In its July 2017 press release, the Rapporteur’s Office identified journalists Carmen Aristegui and Carlos Loret de Mola, human rights defenders Mario Patrón, Santiago Aguirre and Stephanie Brewer of the Miguel Agustín Pro Juárez Human Rights Center (Centro PRODH) and at least one member of the Interdisciplinary Group of Independent Experts (GIEI), established to investigate the mass disappearance of students in Iguala in 2014, among the 19 people who were allegedly targeted by "Pegasus" in Mexico. At the time of the reported attacks, these individuals were investigating and reporting on events of marked public interest and/or carrying out actions to defend serious human rights violations.


On July 18, "Project Pegasus," an investigation by a global consortium of news organizations, revealed that the software has been used continuously and extensively in recent years to target activists, journalists and political figures globally. The investigation was prompted by a massive leak of more than 50,000 phone number records of customers of NSO Group, the developer of the software. According to publicly available information, the phones of at least 180 journalists were allegedly selected in 20 countries by at least 10 of the company's clients, including journalists from Mexico.

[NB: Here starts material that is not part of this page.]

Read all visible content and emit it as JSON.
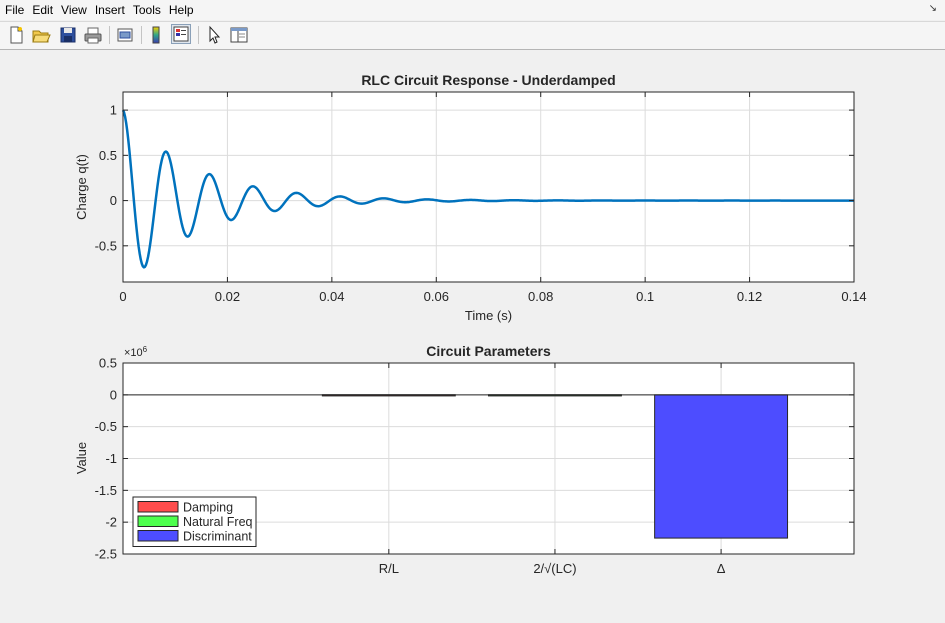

According to Forbidden Stories, the journalistic entity in charge of the investigation, some of the first journalists affected by Pegasus were identified in Mexico in 2015 and 2016, including Carmen Aristegui, investigative journalist and founder of Aristegui Noticias, who began receiving messages with suspicious links after she published an investigation on former Mexican President Enrique Peña Nieto. The recent findings would have identified three other people close to the journalist allegedly selected as surveillance targets since then: her sister Teresa Aristegui, her CNN producer, Karina Maciel, and her former personal assistant, Sandra Nogales.


The list of journalists allegedly under surveillance by the Mexican government includes Azam Ahmed, the current Mexico bureau chief for The New York Times, who in 2017 served as the paper's correspondent and had reported on the activists and journalists spied on with Pegasus. Likewise, journalist Cecilio Pineda, murdered in the state of Guerrero in March 2017 after exposing a public denunciation of cases of corruption and organized crime in Mexico, was also allegedly targeted for spying. According to information received by the Rapporteur’s Office, among others, the records include journalists from Proceso and La Jornada, as well as the judge of the Inter-American Court of Human Rights, Eduardo Ferrer Mac-Gregor.


In the framework of the Special Report on Freedom of Expression in Mexico, the Office of the Special Rapporteur reported that then President Peña Nieto acknowledged that the government had purchased software that gave it the ability to carry out digital surveillance. Although the government denied the allegations of the purchase and use of Pegasus, the Rapporteur’s office was able to learn that an internal investigation into the matter, led by FEADLE, had been launched. According to information provided by FEADLE, the objective of the investigation was to identify government purchasers and review individual surveillance targets. This information was also made available to the IACHR and its Rapporteur’s office during the hearing on Justice and Impunity in Mexico, held on Thursday, July 6, 2017, during the 163rd session, where the petitioning organizations expressed their alarm at the allegations of spying on persons critical of the Mexican government.